D’altronde, il legislatore non solo non ha posto in capo alla contrattazione collettiva «alcun potere di interdizione in ordine alla possibilità di utilizzo di tale tipologia contrattuale», ma ha finanche previsto alcune ipotesi alternative (oggettive e soggettive) in cui è possibile il ricorso al contratto intermittente, anche in caso di mancata regolamentazione da parte dei contratti collettivi.
Infatti, gli artt. 13 e ss. d.lgs. 81/15 (che prevedono la possibilità per la contrattazione collettiva di disciplinare la materia ed, in particolare, di individuare le esigenze per le quali è consentito l’utilizzo di tale tipologia contrattuale) demandano – in assenza di intervento – ad un apposito decreto ministeriale (che, allo stato, rimanda a sua volta al regio decreto n. 2657 del 1923) per l’individuazione delle ipotesi in cui è possibile il ricorso al contratto in questione.
Inoltre, lo stesso art. 13 prevede «in ogni caso» la possibilità di sottoscrivere simili contratti con soggetti che abbiano un’età inferiore ai 24 anni (purché le prestazioni siano svolte entro il venticinquesimo anno di età) ovvero superiore ai 55 anni.
L’Ispettorato, pertanto, invita il proprio personale a «non tener conto, nell’ambito dell’attività di vigilanza, di eventuali clausole sociali che si limitino a vietare il ricorso al lavoro intermittente».

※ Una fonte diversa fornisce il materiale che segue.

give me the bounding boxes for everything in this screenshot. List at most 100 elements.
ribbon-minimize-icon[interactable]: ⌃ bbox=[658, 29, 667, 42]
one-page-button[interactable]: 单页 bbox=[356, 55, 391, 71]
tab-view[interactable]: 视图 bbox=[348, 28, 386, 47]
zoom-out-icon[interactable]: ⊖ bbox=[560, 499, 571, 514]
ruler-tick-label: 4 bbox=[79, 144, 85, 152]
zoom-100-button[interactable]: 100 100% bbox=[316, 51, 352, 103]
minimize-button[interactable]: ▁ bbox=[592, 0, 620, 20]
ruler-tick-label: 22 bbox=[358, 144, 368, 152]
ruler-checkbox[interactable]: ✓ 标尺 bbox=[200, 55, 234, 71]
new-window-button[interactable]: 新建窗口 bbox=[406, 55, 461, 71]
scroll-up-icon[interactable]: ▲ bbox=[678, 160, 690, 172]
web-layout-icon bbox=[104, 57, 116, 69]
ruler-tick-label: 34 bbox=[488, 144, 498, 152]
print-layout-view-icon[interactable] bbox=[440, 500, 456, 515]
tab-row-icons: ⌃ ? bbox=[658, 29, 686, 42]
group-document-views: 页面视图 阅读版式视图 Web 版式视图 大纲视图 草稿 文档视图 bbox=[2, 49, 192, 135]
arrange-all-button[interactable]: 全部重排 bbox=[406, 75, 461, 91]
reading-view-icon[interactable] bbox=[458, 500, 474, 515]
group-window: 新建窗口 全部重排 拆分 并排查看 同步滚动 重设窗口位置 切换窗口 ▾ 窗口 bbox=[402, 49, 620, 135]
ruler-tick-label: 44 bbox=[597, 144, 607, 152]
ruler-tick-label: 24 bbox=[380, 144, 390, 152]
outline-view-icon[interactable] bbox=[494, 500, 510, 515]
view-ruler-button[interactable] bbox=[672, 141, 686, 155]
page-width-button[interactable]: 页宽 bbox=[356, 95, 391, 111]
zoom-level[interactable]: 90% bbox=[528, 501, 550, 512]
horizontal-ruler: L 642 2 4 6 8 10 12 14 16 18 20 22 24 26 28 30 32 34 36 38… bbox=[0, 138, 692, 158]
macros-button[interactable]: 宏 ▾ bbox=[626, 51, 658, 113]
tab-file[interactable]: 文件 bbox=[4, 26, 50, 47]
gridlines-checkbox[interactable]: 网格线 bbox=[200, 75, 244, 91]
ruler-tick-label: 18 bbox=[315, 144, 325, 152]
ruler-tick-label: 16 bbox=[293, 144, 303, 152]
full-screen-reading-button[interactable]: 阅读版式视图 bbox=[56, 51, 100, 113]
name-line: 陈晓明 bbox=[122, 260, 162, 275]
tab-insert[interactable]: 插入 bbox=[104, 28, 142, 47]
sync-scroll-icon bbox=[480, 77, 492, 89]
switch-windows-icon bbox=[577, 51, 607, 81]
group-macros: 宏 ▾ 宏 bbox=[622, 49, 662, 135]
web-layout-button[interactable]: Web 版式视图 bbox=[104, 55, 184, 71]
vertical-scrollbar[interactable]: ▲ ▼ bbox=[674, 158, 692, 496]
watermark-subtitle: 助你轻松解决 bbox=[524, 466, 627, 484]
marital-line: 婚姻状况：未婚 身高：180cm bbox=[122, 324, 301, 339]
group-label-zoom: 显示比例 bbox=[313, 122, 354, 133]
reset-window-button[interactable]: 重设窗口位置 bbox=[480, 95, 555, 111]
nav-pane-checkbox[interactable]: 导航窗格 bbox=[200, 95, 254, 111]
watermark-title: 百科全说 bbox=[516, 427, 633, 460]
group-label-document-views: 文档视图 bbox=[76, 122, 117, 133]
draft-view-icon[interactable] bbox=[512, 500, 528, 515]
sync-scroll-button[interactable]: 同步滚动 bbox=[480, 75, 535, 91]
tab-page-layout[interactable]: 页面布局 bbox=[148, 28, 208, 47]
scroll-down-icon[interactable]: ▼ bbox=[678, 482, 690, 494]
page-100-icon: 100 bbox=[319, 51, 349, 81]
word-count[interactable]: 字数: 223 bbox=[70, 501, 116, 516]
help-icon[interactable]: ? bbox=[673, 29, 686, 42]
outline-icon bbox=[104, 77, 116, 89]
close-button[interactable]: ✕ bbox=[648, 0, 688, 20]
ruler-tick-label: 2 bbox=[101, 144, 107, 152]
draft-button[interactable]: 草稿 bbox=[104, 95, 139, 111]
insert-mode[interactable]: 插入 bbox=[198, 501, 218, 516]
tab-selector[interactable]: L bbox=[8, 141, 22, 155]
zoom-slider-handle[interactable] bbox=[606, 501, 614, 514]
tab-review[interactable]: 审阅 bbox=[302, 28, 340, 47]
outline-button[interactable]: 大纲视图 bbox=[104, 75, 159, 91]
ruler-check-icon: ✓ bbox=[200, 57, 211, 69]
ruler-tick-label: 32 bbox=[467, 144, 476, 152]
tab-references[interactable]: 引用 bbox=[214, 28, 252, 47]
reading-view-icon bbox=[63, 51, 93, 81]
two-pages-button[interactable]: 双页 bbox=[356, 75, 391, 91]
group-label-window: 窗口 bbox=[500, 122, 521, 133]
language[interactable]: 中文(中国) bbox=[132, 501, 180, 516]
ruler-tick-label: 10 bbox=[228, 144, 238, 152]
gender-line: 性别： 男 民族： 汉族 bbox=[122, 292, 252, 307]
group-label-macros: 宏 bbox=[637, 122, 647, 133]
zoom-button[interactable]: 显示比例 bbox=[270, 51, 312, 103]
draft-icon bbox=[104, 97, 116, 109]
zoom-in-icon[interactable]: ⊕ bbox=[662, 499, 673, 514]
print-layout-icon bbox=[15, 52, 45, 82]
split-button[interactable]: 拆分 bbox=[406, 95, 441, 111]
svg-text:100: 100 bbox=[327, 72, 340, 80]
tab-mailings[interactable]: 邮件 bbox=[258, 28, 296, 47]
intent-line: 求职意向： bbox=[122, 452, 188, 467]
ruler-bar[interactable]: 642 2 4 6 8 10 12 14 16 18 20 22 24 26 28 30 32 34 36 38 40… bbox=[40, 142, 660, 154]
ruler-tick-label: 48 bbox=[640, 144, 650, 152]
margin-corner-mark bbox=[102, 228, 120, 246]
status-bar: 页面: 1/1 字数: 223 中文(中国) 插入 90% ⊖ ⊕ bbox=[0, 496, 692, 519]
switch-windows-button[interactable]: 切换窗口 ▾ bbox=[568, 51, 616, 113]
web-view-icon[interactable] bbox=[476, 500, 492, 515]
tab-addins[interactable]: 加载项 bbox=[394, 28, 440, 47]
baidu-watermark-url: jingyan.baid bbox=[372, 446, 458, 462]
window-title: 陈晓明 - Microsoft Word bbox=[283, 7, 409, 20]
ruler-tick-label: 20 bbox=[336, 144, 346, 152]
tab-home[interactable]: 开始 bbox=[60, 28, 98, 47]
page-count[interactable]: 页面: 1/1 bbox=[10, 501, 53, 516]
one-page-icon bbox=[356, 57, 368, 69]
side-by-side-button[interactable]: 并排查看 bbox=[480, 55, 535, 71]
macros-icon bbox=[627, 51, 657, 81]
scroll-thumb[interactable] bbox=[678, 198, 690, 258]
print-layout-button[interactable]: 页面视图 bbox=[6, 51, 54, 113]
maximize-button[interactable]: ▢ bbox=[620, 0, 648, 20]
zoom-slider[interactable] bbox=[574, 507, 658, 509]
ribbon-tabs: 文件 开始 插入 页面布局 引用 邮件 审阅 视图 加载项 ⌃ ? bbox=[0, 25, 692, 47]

Tale istruzione operativa appare del tutto condivisibile anche in considerazione del fatto che, qualora l’intenzione del legislatore fosse stata effettivamente quella di porre ulteriori limitazioni al ricorso al lavoro intermittente, avrebbe inserito una apposita previsione all’interno dell’art. 14 d.lgs. 81/15, recante le ipotesi di espresso divieto di ricorso a tale tipologia contrattuale.